I'm watching her face as we walk out of the woods. I want to see her expression when she sees the ocean. This is my favourite beach at home and the view is always breathtaking. I'm not disappointed by her reaction. She runs to the beach and I let Sam off the leash to run with her. Quickly taking off her trainers and socks, she runs to the water and wades in as far as her shorts will allow without getting wet. Unfortunately, Sam loves getting wet and splashes in beside Angelia who is now, definitely, wet. She turns back to me with a pure look of joy on her face. I release the breath I didn't know that I was holding. Have I only thought she was beautiful? Looking at her now is like seeing her for the first time and the view of the ocean pales in comparison. Her eyes have a sparkling light in them, her smile is huge and laughing while Sam splashes around her and I'm drawn to her. I take off my shoes and socks and follow them down to the water.

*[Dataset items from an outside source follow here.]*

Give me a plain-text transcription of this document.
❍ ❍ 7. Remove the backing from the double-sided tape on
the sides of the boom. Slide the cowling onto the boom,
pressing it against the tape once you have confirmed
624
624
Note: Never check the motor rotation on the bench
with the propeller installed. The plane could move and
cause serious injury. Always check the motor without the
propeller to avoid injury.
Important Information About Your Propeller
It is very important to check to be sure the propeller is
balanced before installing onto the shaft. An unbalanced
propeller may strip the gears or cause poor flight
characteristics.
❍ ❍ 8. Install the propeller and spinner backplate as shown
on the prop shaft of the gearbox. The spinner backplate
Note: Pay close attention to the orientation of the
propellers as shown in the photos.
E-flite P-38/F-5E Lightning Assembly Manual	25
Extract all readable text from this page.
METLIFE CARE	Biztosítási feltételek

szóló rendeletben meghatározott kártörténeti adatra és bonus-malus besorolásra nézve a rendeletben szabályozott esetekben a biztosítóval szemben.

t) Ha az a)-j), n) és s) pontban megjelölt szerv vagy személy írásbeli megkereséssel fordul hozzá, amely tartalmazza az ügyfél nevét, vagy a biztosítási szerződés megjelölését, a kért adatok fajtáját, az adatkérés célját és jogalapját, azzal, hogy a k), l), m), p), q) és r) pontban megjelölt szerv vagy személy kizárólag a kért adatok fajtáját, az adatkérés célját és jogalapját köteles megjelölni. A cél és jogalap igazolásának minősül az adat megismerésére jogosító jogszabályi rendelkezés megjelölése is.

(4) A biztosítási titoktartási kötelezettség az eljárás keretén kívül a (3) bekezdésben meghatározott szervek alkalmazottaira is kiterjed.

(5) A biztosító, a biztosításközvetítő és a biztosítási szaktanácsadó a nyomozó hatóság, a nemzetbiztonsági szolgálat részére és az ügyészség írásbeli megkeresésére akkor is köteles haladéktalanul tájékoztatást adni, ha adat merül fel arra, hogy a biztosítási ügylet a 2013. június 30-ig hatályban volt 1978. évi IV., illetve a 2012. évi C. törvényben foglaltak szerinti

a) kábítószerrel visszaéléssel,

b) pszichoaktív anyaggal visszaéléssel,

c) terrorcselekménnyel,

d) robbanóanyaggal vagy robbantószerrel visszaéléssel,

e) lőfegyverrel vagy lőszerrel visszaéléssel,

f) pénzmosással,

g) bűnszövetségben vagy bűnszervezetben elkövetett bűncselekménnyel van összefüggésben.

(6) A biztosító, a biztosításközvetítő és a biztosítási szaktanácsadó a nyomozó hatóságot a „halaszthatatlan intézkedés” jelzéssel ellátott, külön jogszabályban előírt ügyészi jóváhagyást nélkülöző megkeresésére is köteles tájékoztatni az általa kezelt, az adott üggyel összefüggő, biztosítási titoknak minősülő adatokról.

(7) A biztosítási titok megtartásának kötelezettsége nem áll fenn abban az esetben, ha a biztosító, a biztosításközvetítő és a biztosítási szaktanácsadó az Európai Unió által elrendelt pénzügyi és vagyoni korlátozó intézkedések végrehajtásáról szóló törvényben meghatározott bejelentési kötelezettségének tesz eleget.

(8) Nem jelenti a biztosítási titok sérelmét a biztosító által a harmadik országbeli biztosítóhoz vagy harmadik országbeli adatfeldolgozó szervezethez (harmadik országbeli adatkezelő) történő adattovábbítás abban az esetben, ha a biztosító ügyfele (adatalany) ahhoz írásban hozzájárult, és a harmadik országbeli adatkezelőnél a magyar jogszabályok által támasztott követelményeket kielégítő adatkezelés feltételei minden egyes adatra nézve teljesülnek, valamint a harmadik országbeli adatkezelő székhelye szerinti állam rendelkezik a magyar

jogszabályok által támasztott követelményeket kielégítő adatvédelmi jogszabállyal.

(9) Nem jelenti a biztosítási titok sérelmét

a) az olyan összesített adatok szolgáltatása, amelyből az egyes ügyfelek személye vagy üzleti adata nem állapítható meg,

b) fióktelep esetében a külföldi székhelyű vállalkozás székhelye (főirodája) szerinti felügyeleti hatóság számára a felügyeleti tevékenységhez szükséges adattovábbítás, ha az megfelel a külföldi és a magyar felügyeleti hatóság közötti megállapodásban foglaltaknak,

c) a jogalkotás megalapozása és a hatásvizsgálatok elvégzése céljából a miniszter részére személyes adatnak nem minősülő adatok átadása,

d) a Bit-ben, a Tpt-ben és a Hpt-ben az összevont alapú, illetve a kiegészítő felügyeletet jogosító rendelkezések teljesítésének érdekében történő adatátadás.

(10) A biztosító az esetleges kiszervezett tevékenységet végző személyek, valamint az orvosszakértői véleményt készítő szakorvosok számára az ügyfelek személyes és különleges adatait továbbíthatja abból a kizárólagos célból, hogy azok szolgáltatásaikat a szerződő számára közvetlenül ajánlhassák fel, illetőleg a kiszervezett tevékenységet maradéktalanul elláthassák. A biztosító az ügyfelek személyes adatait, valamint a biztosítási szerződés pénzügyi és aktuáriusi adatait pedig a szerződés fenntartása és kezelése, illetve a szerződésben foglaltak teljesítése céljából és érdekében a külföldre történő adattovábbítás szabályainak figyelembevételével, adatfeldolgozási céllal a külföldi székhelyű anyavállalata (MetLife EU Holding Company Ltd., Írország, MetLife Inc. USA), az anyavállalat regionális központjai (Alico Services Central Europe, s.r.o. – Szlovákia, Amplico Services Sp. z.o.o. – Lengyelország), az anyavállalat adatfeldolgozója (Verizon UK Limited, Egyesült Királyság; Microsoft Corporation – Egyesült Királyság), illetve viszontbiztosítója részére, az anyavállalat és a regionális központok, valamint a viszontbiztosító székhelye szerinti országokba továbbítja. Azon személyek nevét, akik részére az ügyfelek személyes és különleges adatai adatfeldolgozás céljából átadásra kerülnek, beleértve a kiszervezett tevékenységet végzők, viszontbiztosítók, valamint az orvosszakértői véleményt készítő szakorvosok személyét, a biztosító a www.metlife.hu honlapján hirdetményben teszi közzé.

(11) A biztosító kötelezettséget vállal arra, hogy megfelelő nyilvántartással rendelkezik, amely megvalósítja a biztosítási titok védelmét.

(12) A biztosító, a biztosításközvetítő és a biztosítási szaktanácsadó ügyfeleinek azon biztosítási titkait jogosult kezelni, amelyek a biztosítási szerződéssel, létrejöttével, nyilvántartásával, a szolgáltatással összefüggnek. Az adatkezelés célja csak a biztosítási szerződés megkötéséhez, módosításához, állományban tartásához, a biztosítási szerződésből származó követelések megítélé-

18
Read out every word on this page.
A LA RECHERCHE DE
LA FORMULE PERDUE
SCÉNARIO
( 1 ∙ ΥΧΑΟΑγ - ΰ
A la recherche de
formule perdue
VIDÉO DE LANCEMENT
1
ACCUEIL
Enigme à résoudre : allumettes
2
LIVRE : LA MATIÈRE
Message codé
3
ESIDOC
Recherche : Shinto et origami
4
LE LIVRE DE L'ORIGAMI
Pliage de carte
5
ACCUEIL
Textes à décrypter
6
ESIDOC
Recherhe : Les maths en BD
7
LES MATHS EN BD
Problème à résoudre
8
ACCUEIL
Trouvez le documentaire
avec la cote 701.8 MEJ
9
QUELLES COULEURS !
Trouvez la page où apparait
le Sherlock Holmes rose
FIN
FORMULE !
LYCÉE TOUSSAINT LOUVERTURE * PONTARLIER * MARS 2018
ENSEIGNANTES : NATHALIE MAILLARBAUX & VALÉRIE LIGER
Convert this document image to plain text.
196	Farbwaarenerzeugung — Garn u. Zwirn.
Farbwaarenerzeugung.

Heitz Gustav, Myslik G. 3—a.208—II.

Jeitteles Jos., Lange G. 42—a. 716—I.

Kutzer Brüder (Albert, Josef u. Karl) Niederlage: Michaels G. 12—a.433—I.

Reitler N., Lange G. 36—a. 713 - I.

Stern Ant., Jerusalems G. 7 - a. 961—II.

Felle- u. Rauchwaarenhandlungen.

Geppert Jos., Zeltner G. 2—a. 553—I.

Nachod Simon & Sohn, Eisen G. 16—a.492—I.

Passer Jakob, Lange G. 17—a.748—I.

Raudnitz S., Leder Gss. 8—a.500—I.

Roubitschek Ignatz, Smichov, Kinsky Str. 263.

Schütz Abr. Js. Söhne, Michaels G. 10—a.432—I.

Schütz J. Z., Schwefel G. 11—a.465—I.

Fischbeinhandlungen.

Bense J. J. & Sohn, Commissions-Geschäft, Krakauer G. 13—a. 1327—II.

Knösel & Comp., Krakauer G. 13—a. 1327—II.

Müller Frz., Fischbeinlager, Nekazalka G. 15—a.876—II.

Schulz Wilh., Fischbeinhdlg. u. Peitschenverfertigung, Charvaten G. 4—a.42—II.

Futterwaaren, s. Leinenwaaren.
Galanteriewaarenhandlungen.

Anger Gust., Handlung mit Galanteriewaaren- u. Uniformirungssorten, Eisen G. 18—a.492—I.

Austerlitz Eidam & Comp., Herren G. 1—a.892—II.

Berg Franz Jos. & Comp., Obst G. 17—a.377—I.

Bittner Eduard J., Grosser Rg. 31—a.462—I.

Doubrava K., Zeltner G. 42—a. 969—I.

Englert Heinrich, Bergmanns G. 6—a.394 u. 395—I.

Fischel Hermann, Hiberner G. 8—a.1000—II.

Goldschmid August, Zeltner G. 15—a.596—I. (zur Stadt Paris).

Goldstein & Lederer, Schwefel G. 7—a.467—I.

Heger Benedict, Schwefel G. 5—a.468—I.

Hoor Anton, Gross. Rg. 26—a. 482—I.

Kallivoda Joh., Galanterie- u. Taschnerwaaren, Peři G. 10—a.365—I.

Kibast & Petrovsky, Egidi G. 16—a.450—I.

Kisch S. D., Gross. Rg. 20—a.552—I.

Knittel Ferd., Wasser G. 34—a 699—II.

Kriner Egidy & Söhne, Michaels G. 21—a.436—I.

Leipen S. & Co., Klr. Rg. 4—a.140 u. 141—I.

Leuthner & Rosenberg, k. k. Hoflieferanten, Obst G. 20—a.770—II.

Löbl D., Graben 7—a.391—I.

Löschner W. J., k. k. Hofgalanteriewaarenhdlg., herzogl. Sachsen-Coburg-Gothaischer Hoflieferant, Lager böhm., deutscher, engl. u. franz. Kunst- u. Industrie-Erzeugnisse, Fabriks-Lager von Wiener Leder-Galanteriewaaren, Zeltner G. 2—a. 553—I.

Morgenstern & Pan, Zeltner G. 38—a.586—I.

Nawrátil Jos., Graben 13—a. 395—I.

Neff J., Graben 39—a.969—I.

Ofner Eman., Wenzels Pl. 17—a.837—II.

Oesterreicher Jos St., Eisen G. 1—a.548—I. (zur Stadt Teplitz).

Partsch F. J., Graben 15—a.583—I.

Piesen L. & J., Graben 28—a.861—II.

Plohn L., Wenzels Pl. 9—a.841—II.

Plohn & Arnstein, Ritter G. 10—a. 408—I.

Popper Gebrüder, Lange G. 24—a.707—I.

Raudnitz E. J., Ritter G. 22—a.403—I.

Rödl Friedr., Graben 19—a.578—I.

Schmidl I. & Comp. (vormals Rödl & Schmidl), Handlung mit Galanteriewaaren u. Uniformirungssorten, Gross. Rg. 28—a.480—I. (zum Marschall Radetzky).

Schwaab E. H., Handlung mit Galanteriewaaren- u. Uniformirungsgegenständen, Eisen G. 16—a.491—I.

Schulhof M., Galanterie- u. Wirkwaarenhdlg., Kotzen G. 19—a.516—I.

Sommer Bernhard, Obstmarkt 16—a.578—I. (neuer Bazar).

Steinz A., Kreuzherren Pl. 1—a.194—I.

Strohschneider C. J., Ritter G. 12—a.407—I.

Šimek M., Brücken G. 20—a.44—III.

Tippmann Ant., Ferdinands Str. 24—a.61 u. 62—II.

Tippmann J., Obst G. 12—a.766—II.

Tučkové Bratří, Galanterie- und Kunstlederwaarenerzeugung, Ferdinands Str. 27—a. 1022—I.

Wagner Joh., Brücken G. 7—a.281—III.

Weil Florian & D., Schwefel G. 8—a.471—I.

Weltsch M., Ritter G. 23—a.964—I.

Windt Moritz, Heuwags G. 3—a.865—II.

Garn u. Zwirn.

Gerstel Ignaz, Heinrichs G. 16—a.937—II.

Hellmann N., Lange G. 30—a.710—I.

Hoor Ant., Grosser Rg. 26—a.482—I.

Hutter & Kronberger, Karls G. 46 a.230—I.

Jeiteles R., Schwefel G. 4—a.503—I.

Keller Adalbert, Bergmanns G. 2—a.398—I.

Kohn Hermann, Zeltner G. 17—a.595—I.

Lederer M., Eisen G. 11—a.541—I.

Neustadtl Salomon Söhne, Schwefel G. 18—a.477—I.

She runs to me laughing and throws herself into my arms. I twirl her around and hug her as close to me as I can. I never want to let go. "Oh no" she says and looks down at me. "Now you're wet too." I look down and am, in fact, wet now too. I look up into her laughing eyes and say "I am but I just can't seem to mind." Kissing her now is as natural as tying up my skates. I know the shape of her lips, the fit of her body to mine, the feel of her hands on my shoulders and face. We stay like that for a while, softly and sweetly kissing. I lose all track of time and am only pulled away when Sam tries to nose in between us. "What is that smell?" Angelia asks me. I chuckle "it's called eau de wet dog." She bends down to scratch Sam's ears and says "that's not a very lady like fragrance Sammy." Sam barks and takes off into the water again. I pull Angelia to my side and we watch the water and Sam chasing the waves. I lean my cheek into her hair when she cuddles in beside me. Here, on the beach, it feels like we're the only two people alive. It feels right. It feels like the time to ask.
"You told me you came here to figure things out. Have you?" There, I said it finally. I need to know. There's too much going on in my life that I can't control. There's too much going on that is frustrating. I need to know how she feels. I need to know if this is real. I, well, I just need to know.